Can the receiving team score a point in pickleball?
No, in traditional side-out scoring, only the serving team can score a point. If the receiving team wins the rally, they earn the serve but not a point. The moment they become the serving team and win a rally, that's when points start accumulating for them. This is what makes getting and holding serve so strategically important.
How do you know which side to serve from in pickleball?
Even score = right side. Odd score = left side. This applies to both singles and doubles. Your team's score is what determines the side, not the rally count or the game clock. If your team has 4 points, serve from the right. If you have 5, serve from the left. The server must be positioned correctly before the serve lands, or it's a fault.
What happens if you call the wrong score in pickleball?

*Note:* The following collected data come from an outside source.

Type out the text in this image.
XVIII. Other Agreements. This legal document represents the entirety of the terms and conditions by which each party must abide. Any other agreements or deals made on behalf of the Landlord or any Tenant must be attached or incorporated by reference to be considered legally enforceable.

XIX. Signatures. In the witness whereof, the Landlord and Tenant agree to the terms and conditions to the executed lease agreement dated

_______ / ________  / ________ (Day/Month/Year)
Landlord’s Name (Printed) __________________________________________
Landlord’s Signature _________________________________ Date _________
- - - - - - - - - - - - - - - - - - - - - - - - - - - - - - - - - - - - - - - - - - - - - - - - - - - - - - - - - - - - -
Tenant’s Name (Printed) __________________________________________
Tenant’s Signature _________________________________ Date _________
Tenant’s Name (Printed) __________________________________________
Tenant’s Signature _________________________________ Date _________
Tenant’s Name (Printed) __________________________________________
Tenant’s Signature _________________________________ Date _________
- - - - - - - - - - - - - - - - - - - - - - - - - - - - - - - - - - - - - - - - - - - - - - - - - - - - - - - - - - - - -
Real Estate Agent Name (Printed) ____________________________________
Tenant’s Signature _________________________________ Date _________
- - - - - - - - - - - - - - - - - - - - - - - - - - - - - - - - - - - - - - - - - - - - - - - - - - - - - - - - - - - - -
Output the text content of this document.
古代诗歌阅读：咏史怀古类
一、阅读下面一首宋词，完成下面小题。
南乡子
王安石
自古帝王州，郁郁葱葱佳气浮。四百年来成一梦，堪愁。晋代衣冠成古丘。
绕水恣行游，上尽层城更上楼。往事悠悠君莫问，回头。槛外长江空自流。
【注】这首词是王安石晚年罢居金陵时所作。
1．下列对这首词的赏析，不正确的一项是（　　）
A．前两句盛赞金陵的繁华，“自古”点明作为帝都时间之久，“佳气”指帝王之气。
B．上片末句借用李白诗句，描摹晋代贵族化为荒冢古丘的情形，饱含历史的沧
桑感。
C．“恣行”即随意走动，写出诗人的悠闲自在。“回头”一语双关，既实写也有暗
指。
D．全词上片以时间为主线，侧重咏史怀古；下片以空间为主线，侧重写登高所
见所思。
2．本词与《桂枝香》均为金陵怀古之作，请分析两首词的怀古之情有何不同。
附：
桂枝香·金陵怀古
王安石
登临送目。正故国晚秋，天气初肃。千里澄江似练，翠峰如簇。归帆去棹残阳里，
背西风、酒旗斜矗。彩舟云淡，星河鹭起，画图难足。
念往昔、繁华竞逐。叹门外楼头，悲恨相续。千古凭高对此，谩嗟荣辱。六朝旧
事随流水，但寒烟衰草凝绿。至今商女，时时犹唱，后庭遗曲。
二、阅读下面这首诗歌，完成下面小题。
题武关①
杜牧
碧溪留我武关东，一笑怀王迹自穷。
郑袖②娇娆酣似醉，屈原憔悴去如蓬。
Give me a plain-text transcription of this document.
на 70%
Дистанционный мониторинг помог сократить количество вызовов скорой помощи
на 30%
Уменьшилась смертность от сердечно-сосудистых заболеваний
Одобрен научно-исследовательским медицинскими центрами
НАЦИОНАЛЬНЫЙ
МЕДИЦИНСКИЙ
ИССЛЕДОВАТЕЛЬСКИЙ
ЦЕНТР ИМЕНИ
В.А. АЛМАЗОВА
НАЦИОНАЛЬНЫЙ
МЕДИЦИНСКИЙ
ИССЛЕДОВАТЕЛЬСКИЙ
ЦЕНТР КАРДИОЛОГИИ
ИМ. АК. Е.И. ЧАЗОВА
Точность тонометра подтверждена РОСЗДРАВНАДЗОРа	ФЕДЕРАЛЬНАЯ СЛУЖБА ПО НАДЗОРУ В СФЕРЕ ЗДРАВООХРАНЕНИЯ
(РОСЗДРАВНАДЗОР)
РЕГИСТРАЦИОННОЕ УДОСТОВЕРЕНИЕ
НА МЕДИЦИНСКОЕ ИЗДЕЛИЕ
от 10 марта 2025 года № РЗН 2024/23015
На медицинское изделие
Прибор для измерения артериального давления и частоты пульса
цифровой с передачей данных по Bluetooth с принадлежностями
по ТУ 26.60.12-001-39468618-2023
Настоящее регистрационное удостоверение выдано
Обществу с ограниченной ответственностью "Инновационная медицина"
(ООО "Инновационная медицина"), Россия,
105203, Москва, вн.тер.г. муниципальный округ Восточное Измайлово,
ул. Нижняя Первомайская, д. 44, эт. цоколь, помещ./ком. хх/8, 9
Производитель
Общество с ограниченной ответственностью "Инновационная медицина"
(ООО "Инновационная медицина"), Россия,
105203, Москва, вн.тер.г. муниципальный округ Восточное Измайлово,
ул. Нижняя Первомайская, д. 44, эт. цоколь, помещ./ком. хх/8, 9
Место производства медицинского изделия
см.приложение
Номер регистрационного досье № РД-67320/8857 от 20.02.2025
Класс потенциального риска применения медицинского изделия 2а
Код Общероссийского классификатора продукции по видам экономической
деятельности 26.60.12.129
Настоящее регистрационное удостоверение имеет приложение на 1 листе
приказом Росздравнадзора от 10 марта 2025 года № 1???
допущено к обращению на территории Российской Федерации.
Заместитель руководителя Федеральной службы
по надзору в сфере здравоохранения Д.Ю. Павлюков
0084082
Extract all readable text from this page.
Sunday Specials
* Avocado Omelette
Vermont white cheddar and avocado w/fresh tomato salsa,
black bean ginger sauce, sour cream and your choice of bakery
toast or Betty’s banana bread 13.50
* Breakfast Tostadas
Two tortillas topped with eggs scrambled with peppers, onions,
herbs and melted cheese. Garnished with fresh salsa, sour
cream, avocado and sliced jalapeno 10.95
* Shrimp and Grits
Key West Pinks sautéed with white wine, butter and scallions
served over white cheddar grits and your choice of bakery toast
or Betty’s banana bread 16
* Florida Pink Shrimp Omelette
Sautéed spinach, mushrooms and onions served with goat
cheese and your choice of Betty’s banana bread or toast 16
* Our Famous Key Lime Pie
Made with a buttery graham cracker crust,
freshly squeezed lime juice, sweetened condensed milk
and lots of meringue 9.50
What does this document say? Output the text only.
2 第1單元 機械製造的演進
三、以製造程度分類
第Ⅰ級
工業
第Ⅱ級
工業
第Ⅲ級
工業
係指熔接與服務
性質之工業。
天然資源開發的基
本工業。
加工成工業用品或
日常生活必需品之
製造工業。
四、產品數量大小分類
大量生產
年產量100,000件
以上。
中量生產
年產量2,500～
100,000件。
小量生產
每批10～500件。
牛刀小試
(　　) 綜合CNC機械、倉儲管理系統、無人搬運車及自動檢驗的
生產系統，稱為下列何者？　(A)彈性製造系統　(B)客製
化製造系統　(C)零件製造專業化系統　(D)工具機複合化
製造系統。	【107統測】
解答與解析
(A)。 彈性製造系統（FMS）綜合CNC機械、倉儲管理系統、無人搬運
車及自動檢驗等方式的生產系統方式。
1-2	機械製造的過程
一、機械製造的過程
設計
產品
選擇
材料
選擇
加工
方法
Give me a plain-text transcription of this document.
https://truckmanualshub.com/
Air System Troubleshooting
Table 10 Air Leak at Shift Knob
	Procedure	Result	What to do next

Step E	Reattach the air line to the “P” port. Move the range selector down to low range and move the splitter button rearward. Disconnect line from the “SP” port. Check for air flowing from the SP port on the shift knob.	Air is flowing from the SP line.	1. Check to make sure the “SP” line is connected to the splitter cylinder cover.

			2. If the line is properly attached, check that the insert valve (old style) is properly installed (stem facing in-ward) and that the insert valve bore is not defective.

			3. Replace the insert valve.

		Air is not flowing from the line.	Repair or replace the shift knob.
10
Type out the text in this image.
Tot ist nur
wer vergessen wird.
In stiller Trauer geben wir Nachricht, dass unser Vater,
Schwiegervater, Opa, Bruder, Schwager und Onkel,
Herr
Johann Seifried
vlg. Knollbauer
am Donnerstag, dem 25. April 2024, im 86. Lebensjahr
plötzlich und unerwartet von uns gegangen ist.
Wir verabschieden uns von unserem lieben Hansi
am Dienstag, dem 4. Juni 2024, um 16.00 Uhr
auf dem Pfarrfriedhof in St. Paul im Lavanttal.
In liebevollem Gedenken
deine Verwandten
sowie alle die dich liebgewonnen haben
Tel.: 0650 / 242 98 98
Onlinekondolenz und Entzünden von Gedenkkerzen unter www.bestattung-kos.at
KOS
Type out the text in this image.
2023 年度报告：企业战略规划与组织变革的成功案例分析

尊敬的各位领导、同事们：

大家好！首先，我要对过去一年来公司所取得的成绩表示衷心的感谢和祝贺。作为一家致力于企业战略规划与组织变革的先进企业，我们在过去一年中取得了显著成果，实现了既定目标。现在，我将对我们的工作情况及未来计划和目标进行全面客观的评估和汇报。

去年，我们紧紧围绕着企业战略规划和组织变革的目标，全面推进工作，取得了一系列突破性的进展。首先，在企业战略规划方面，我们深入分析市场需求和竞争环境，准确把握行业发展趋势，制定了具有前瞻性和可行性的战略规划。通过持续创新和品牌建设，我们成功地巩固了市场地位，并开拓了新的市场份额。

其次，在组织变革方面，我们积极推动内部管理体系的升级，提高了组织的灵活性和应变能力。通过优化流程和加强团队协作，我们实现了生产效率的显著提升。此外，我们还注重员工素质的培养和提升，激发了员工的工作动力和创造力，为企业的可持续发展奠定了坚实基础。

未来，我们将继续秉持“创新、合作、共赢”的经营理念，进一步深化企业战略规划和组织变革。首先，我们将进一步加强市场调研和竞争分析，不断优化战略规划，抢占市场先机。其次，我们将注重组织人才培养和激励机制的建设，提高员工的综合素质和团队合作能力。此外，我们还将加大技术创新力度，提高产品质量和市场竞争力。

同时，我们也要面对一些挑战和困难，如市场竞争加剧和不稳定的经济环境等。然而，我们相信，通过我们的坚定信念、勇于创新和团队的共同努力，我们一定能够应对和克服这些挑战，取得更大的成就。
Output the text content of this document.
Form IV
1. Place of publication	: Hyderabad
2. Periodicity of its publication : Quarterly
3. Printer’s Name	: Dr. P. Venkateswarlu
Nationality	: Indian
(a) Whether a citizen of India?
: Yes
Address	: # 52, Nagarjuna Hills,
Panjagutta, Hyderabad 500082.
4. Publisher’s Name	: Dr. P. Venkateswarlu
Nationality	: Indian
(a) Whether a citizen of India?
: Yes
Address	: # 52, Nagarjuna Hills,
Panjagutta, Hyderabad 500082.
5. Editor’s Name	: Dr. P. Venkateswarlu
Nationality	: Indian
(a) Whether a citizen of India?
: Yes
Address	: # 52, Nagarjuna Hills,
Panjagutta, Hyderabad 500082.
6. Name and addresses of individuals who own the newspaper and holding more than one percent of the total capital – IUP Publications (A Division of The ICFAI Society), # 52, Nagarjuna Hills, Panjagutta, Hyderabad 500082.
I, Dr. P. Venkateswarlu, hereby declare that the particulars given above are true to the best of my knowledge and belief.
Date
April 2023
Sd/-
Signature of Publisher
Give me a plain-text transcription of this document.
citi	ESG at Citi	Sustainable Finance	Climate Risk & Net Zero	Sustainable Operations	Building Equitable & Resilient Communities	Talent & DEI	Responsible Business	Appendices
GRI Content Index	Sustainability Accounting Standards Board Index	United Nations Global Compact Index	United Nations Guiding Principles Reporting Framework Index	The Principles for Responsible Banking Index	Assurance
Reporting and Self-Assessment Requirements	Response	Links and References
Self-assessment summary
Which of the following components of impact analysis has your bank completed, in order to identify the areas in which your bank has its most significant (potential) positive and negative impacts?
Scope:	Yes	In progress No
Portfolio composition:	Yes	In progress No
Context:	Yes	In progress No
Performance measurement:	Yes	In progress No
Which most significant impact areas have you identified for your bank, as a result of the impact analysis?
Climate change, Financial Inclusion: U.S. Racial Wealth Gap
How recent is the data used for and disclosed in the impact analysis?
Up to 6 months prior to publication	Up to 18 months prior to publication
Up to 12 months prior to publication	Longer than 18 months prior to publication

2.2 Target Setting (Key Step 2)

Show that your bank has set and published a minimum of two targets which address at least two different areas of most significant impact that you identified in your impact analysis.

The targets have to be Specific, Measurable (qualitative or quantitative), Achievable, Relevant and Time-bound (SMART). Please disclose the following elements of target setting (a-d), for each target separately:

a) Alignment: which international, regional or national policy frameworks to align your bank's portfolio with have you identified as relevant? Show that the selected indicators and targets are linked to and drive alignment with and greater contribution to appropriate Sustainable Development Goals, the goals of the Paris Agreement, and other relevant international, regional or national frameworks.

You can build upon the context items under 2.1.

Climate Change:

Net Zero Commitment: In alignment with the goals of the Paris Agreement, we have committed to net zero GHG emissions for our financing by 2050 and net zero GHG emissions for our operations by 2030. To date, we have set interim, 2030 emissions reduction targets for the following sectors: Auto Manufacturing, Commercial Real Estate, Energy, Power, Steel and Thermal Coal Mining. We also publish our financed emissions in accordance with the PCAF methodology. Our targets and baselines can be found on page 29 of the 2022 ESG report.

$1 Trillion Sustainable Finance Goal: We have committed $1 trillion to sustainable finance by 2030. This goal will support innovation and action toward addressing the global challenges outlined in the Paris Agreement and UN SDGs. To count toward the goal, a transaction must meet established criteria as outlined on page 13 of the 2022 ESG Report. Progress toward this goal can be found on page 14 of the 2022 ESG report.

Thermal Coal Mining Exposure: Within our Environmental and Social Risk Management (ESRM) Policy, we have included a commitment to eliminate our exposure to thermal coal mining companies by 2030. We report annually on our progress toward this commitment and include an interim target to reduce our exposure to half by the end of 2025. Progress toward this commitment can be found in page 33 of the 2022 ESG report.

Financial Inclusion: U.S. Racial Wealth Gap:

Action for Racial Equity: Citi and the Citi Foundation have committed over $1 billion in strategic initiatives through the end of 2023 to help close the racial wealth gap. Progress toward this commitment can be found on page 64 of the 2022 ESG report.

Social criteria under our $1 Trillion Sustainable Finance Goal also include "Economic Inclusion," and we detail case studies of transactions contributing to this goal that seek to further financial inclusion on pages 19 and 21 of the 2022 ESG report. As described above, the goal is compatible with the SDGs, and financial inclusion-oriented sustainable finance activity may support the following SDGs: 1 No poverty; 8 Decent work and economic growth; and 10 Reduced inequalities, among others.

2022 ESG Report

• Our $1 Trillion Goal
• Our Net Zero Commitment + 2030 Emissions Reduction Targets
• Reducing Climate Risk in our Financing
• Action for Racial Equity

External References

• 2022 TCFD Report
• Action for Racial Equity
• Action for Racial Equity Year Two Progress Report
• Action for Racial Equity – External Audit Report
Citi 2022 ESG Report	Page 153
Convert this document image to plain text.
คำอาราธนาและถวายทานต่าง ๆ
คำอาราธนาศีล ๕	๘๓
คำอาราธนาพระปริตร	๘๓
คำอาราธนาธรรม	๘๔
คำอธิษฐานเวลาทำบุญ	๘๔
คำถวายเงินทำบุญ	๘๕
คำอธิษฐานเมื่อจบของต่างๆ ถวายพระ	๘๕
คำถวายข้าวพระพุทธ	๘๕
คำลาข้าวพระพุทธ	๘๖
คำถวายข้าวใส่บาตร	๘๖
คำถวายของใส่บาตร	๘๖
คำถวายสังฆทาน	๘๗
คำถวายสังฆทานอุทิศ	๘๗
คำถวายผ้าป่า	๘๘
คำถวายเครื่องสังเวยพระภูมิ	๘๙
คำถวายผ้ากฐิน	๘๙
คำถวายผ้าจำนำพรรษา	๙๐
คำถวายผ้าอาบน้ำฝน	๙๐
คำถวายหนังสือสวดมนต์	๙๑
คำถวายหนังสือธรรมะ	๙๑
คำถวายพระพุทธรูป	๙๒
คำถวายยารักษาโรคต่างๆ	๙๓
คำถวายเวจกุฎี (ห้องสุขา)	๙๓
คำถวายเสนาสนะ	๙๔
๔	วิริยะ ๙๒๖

If you call the wrong score before serving, the receiving team has the right to stop play and correct it before the serve is struck. If a wrong score is called and play continues without correction, the point typically stands. The best habit is to pause, agree on the score with both teams, then serve. In tournament settings, a referee handles score disputes, but in recreational play, just sort it out before the ball is in the air.
What is the difference between pickleball scoring in singles vs. doubles?
In doubles, three numbers are called: serving team score, receiving team score, server number (1 or 2). In singles, only two numbers are called: server's score, receiver's score. The side-switching rule (even = right, odd = left) applies to both formats. Singles is simpler to track but significantly more physically demanding because you're covering the whole court alone.